Makale özeti ve diğer detaylar.
İsrail'in 27 Aralık 2008 tarihinde Gazze'de başlattığı 22 günlük " dökme kurşun harekatı" son zamanlarda dünyamızın gördüğü en önemli katliamlardan birisi olmuştur. İsrail bu harekat sırasında hemen hemen hepsi sivil halktan olmak üzere 1.315 Filistinli'nin ölümüne sebep olmuştur. Ölenlerin 355'i çocuk, 100'ü kadındır. Geride 5.300 yaralı ve 4.000 yıkılmış ev 50.000 evsiz Filistinli kalmıştır. İşte bu çalışmada, İsrailli yetkililerin Gazze harekatı sırasında bir insanlık suçu, savaş suçu veya suçları işleyip işlemedikleri uluslararası insancıl hukuk açısından irdelenmiş ve eğer işlemişlerse, bu yetkililerin La Haye Uluslararası Ceza Mahkemesinde yargılanmalarının mümkün olup olmadığı sorusu üzerinde durulmuştur. Çalışma sırasında üzerinde durulan ikinci soru ise İsrail'in Gazze harekatının "insanlığa karşı işlenen " bir suç olup olmadığı sorusu olmuştur. İsrail'in bu harekatta izlediği devlet politikasının bir gereği olarak sivil Filistinli'leri yaygın ve sistematik bir biçimde öldürmesi, yok etmesi, göçe zorlaması ve Gazze'nin alt yapısını bir daha onarılamayacak şekilde tahrip etmesi insanlık suçunun en güzel örneği olarak kabul edilmiştir. Nihayet çalışmada son olarak savaş suçları işledikleri kanısına varılan İsrailli yetkililerin La Haye Uluslararası Ceza Mahkemesi'nde yargılanmalarının mümkün olup olmadığı sorusu üzerinde durulmuş, ancak İsrail'in bu mahkemenin yargı yetkisini kabul etmemiş olması nedeniyle bu yola gidilmesinin oldukça zor olduğu vurgulanmıştır. Ancak bu güçlüğe rağmen, İsrail'in uluslararası yapıla geliş hukuku kurallarından doğan sorumluluğunu devam ettiği ve tabii ki en doğru yolun, İsrail'in savaş suçu işleyen yetkililerini kendi ulusal mahkemelerinde yargılaması olduğu vurgulanmıştır.

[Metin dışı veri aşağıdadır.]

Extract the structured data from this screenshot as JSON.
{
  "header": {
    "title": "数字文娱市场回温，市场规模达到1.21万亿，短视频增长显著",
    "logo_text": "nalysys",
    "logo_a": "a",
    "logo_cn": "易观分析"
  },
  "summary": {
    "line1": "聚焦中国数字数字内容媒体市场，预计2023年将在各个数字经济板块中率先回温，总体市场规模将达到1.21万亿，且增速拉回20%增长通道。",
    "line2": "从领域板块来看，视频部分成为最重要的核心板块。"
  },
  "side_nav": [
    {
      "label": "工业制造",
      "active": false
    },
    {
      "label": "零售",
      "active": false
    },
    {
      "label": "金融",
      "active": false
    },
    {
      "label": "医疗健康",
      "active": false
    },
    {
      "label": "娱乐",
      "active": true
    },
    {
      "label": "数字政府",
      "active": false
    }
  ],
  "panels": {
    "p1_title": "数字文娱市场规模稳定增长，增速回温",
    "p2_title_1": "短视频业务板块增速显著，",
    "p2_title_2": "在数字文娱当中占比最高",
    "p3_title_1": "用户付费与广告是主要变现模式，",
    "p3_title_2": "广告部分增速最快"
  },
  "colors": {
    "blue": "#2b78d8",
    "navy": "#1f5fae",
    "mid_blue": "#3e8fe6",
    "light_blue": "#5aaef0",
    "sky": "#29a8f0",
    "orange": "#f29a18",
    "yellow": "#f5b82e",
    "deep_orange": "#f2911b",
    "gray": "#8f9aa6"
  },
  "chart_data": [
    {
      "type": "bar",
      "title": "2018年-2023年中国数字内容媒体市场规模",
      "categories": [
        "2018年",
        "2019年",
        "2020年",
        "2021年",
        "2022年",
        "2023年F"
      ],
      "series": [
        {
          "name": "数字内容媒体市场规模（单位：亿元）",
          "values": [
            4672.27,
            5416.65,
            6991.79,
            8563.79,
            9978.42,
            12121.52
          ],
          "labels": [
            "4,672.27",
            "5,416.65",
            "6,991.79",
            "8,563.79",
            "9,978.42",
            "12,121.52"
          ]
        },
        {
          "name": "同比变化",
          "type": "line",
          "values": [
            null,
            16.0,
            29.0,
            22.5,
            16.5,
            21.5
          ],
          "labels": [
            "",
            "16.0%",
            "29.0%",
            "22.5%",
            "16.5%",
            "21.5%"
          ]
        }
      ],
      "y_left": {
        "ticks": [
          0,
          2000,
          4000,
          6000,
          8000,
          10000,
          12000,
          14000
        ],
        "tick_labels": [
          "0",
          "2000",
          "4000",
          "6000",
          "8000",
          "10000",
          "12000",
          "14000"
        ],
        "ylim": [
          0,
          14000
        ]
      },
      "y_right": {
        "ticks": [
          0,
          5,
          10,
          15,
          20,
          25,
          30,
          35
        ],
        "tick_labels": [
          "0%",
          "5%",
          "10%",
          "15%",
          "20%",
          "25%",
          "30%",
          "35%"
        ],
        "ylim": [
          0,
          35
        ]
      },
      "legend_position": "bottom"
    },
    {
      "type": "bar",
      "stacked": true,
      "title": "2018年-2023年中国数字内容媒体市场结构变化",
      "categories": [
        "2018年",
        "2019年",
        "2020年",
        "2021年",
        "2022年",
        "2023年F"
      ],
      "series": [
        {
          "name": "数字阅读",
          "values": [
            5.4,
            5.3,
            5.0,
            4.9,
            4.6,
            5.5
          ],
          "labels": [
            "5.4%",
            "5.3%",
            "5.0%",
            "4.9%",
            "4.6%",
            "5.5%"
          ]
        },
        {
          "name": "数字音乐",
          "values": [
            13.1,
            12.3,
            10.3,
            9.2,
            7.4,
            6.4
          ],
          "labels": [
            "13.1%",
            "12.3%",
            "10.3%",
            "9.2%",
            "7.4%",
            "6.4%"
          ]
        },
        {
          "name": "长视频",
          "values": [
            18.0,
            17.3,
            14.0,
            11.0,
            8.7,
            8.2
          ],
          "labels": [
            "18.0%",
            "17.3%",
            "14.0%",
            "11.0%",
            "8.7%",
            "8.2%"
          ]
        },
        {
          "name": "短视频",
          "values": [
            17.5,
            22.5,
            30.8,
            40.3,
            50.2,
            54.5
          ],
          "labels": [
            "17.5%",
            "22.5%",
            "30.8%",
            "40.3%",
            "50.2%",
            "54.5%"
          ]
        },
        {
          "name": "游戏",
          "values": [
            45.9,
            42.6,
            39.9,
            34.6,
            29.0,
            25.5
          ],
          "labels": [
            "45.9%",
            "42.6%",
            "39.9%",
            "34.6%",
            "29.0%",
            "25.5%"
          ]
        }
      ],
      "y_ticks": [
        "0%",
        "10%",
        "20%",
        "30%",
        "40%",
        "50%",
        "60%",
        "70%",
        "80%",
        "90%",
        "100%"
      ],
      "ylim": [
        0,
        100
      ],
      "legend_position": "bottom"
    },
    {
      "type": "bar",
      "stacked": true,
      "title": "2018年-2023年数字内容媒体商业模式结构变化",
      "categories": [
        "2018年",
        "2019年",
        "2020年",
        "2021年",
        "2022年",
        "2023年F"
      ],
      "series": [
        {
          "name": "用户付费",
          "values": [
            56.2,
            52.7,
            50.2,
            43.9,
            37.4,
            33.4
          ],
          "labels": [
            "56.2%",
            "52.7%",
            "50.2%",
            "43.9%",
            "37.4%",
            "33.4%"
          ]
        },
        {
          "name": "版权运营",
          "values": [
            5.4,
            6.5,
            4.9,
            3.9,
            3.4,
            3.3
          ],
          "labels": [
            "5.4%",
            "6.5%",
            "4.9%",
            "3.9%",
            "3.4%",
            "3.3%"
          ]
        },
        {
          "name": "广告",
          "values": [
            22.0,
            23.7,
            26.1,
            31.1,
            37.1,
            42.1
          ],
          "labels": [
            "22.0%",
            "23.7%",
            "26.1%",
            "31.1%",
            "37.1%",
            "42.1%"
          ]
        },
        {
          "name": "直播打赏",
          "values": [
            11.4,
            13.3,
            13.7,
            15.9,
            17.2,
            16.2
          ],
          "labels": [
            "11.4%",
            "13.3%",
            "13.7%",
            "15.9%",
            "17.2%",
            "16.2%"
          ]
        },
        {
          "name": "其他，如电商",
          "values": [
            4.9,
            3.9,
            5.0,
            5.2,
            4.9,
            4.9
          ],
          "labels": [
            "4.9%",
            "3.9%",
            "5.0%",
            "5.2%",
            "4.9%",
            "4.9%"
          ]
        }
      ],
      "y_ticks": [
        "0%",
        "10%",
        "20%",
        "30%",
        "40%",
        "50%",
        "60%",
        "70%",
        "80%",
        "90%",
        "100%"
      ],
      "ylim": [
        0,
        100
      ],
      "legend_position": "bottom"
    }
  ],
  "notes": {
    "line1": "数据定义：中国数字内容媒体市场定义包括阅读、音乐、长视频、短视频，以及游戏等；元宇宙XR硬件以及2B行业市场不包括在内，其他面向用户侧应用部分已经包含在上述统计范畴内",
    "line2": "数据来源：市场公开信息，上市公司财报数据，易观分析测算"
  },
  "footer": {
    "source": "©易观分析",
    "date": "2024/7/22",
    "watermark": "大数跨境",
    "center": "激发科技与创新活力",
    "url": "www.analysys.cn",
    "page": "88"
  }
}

This study deals with war crimes claimed to have been committed by Israel during Gazze operation. In this study firstly whether Israel's operation constitues a self defence or not has been discussed. Then the acts claimed to be committed are analysed by considering sources of humanitarion law. Finally the authority of the ICC to exercise jurisdiction over İsrael is analysed. All considerations show that it is not possible to open an action againts officials of Israel in the ICC. But this situation does not terminate Israel's existing responsibility according to international customary law.